In May 2009, we published an op-ed in The New York Times, see here, in which we argued that “President Obama’s Iran policy has, in all likelihood already failed”—largely because “Obama is backing away from the bold steps required to achieve strategic, Nixon-to-China type rapprochement with Tehran.” Indeed,
“The Obama Administration has done nothing to cancel or repudiate an ostensibly covert but well-publicized program begun in George W. Bush’s second term, to spend hundreds of millions of dollars to destabilize the Islamic Republic.
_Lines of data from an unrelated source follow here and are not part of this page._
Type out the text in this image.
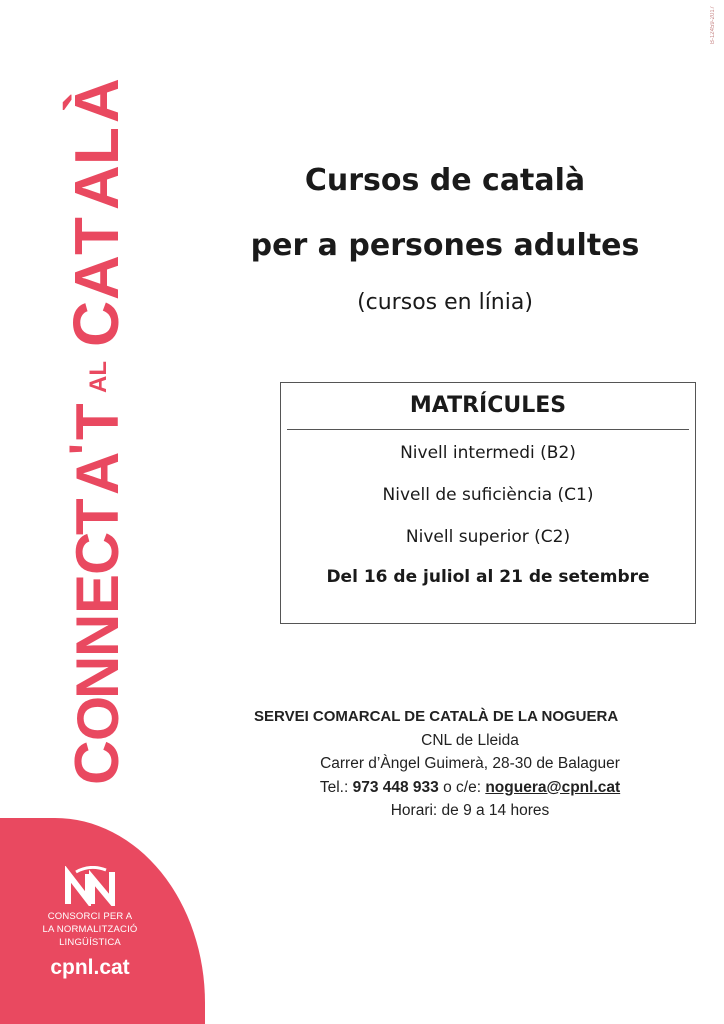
B-12459-2017
C
O
N
N
E
C
T
A
'
T
AL
C
A
T
A
L
À
Cursos de català
per a persones adultes
(cursos en línia)
MATRÍCULES
Nivell intermedi (B2)
Nivell de suficiència (C1)
Nivell superior (C2)
Del 16 de juliol al 21 de setembre
SERVEI COMARCAL DE CATALÀ DE LA NOGUERA
CNL de Lleida
Carrer d’Àngel Guimerà, 28-30 de Balaguer
Tel.: 973 448 933 o c/e: noguera@cpnl.cat
Horari: de 9 a 14 hores
CONSORCI PER A
LA NORMALITZACIÓ
LINGÜÍSTICA
cpnl.cat
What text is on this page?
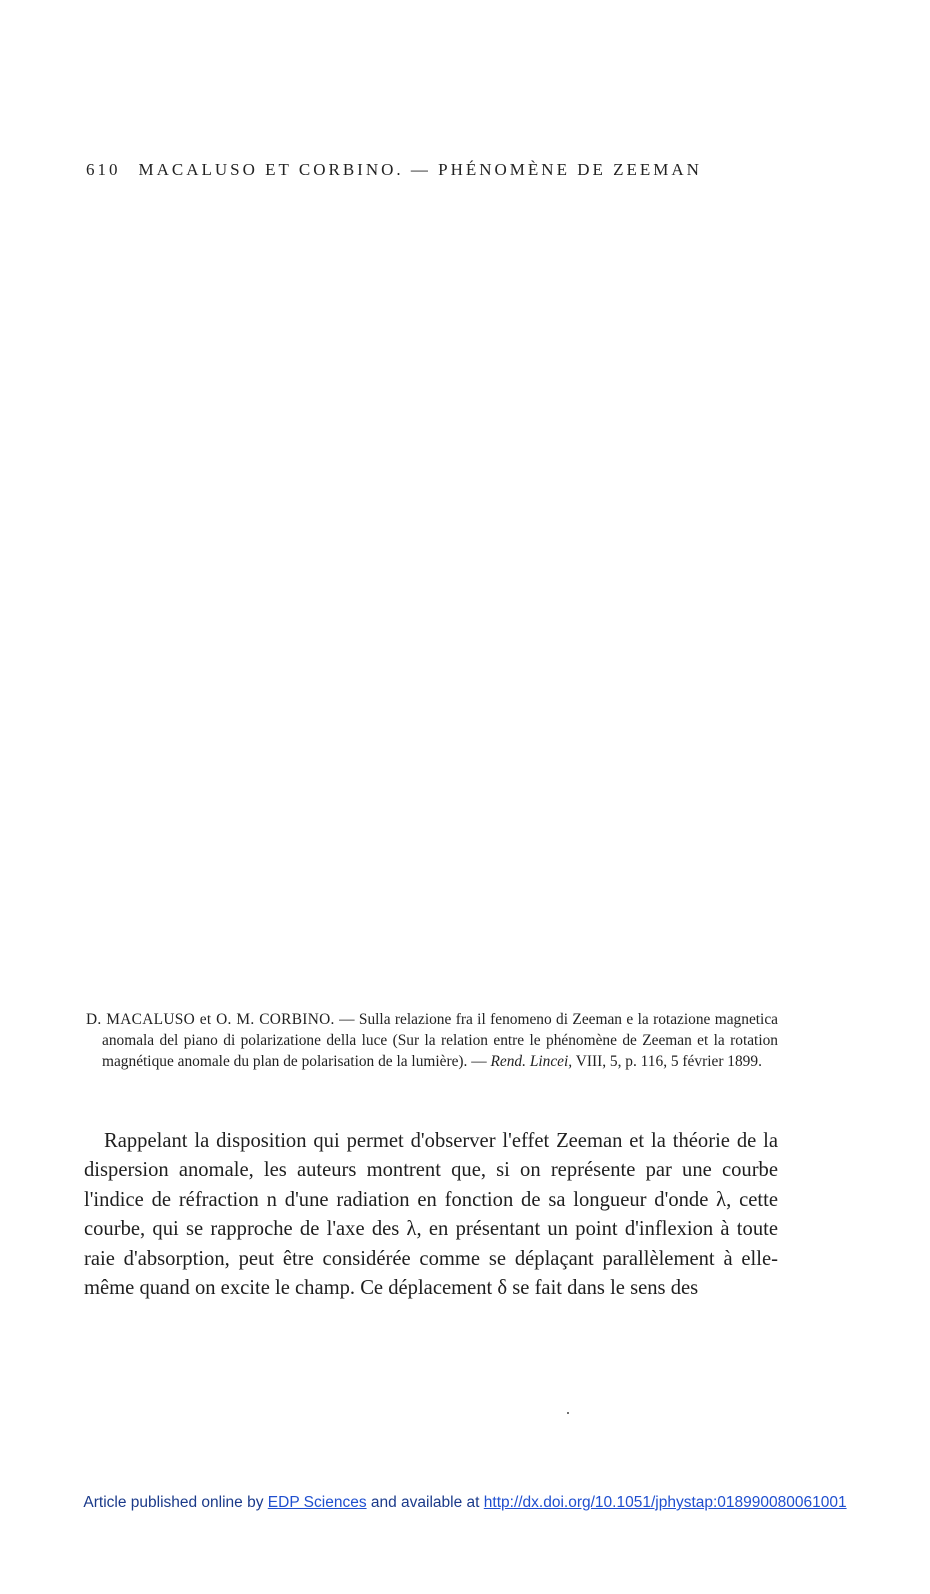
610 MACALUSO ET CORBINO. — PHÉNOMÈNE DE ZEEMAN
D. MACALUSO et O. M. CORBINO. — Sulla relazione fra il fenomeno di Zeeman e la rotazione magnetica anomala del piano di polarizatione della luce (Sur la relation entre le phénomène de Zeeman et la rotation magnétique anomale du plan de polarisation de la lumière). — Rend. Lincei, VIII, 5, p. 116, 5 février 1899.

Rappelant la disposition qui permet d'observer l'effet Zeeman et la théorie de la dispersion anomale, les auteurs montrent que, si on représente par une courbe l'indice de réfraction n d'une radiation en fonction de sa longueur d'onde λ, cette courbe, qui se rapproche de l'axe des λ, en présentant un point d'inflexion à toute raie d'absorption, peut être considérée comme se déplaçant parallèlement à elle-même quand on excite le champ. Ce déplacement δ se fait dans le sens des

Article published online by EDP Sciences and available at http://dx.doi.org/10.1051/jphystap:018990080061001
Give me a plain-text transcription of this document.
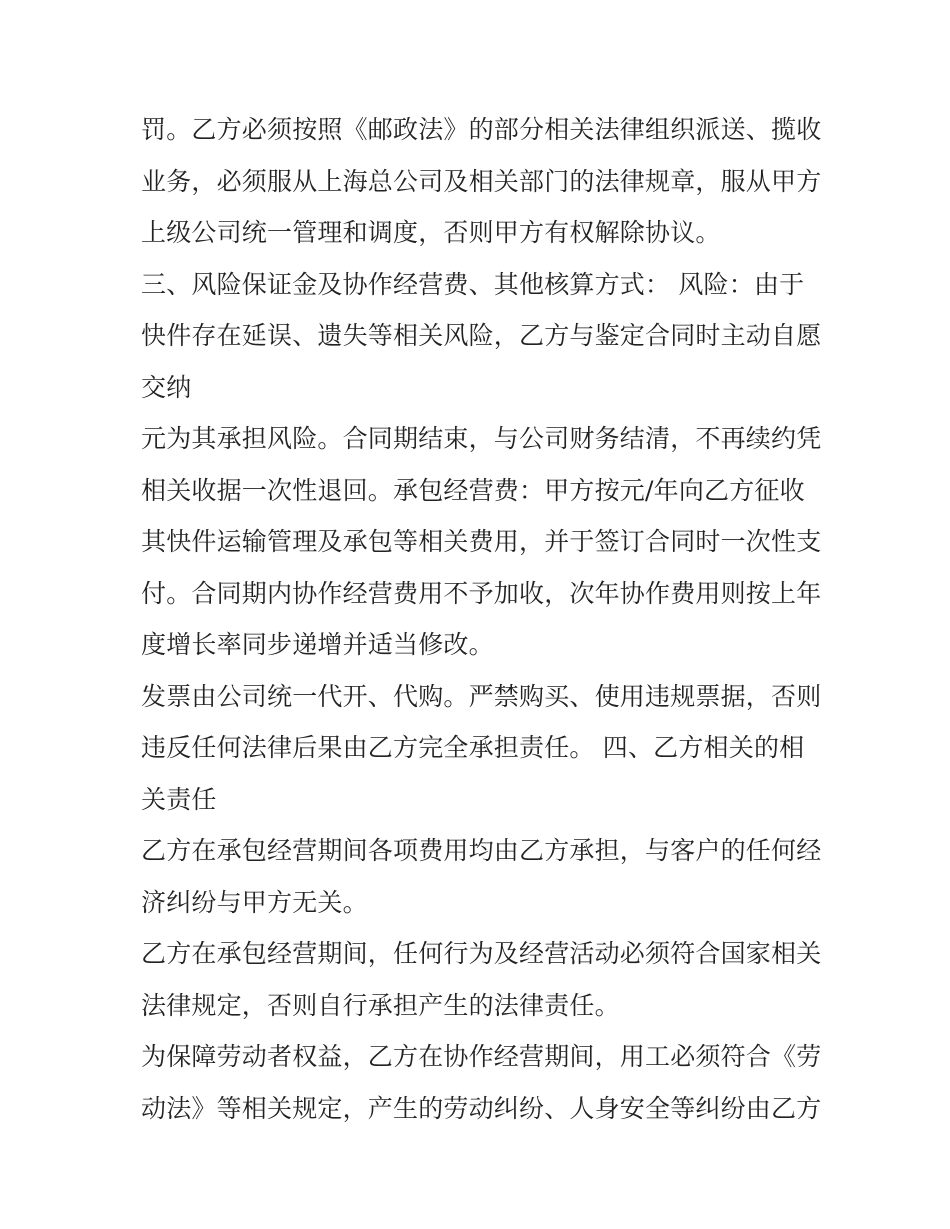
罚。乙方必须按照《邮政法》的部分相关法律组织派送、揽收
业务，必须服从上海总公司及相关部门的法律规章，服从甲方
上级公司统一管理和调度，否则甲方有权解除协议。
三、风险保证金及协作经营费、其他核算方式： 风险：由于
快件存在延误、遗失等相关风险，乙方与鉴定合同时主动自愿
交纳
元为其承担风险。合同期结束，与公司财务结清，不再续约凭
相关收据一次性退回。承包经营费：甲方按元/年向乙方征收
其快件运输管理及承包等相关费用，并于签订合同时一次性支
付。合同期内协作经营费用不予加收，次年协作费用则按上年
度增长率同步递增并适当修改。
发票由公司统一代开、代购。严禁购买、使用违规票据，否则
违反任何法律后果由乙方完全承担责任。 四、乙方相关的相
关责任
乙方在承包经营期间各项费用均由乙方承担，与客户的任何经
济纠纷与甲方无关。
乙方在承包经营期间，任何行为及经营活动必须符合国家相关
法律规定，否则自行承担产生的法律责任。
为保障劳动者权益，乙方在协作经营期间，用工必须符合《劳
动法》等相关规定，产生的劳动纠纷、人身安全等纠纷由乙方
Under these circumstances, the Iranian government—regardless of who wins the presidential elections on June12—will continue to suspect that American intentions toward the Islamic Republic remain, ultimately, hostile.”
Now, in an article by David Sanger, “Obama Order Sped Up Wave of Cyberattacks Against Iran,” see here, The New York Times informs that
“From his first months in office, President Obama secretly ordered increasingly sophisticated attacks on the computer systems that run Iran’s main nuclear enrichment facilities, significantly expanding America’s first sustained use of cyberweapons, according to participants in the program.
Mr. Obama decided to accelerate the attacks—begun in the Bush administration and code-named Olympic Games—even after an element of the program accidentally became public in the summer of 2010 because of a programming error that allowed it to escape Iran’s Natanz plant and sent it around the world on the Internet. Computer security experts who began studying the worm, which had been developed by the United States and Israel, gave it a name: Stuxnet.”
The article goes on to describe multiple details about Stuxnet and the President’s decision-making as to its use. We, however, are most interested in the report for what it confirms about Obama’s approach to Iran—in particular, that Obama’s aggressiveness toward the Islamic Republic extended to a significant expansion of “America’s first sustained use of cyberweapons.” Consider what Sanger writes about the motives for Obama’s decision-making in this regard:
“Mr. Obama, according to participants in the many Situation Room meetings on Olympic Games, was acutely aware that with every attack he was pushing the United States into new territory, much as his predecessors had with the first use of atomic weapons in the 1940s, of intercontinental missiles in the 1950s and of drones in the past decade. He repeatedly expressed concerns that any American acknowledgment that it was using cyberweapons—even under the most careful and limited circumstances—could enable other countries, terrorists or hackers to justify their own attacks.
‘We discussed the irony, more than once,’ one of his aides said. Another said that the administration was resistant to developing a ‘grand theory for a weapon whose possibilities they were still discovering.’ Yet Mr. Obama concluded that when it came to stopping Iran, the United States had no other choice.
If Olympic Games failed, he told aides, there would be no time for sanctions and diplomacy with Iran to work. Israel could carry out a conventional military attack, prompting a conflict that could spread throughout the region.”
The perceived imperative “to dissuade the Israelis from carrying out their own preemptive strike against the Iranian nuclear facilities” also reportedly motivated the Administration to have Israel “deeply involved in every aspect” of Olympic Games.
Two things strike us as significant here. First, our May 2009 analysis was right on the money. If anything, we may have underestimated the degree to which Obama was prepared to let half-baked schemes undermine any chance he might have had, at least in theory, to pursue serious diplomacy with Iran. Obama apologists, see for example here, want us to believe that the President meant well on engaging Tehran, but that what they describe (with no evidence whatsoever) as the Islamic Republic’s “fraudulent” 2009 presidential election and the resulting “disarray” within the Iranian leadership stymied Obama’s benevolent efforts. This is utterly false.
Second, the Sanger article makes undeniably clear—if it were not sufficiently evident already—that the reason for the President’s hostility toward Iran has nothing to do with American security. Rather, Obama’s aggressiveness—which carries with it a willingness to put significant long-term American interests at risk—is motivated by a perceived imperative to prevent the Israelis from doing something that they cannot credibly do in the first place: namely, strike and destroy Iran’s nuclear program.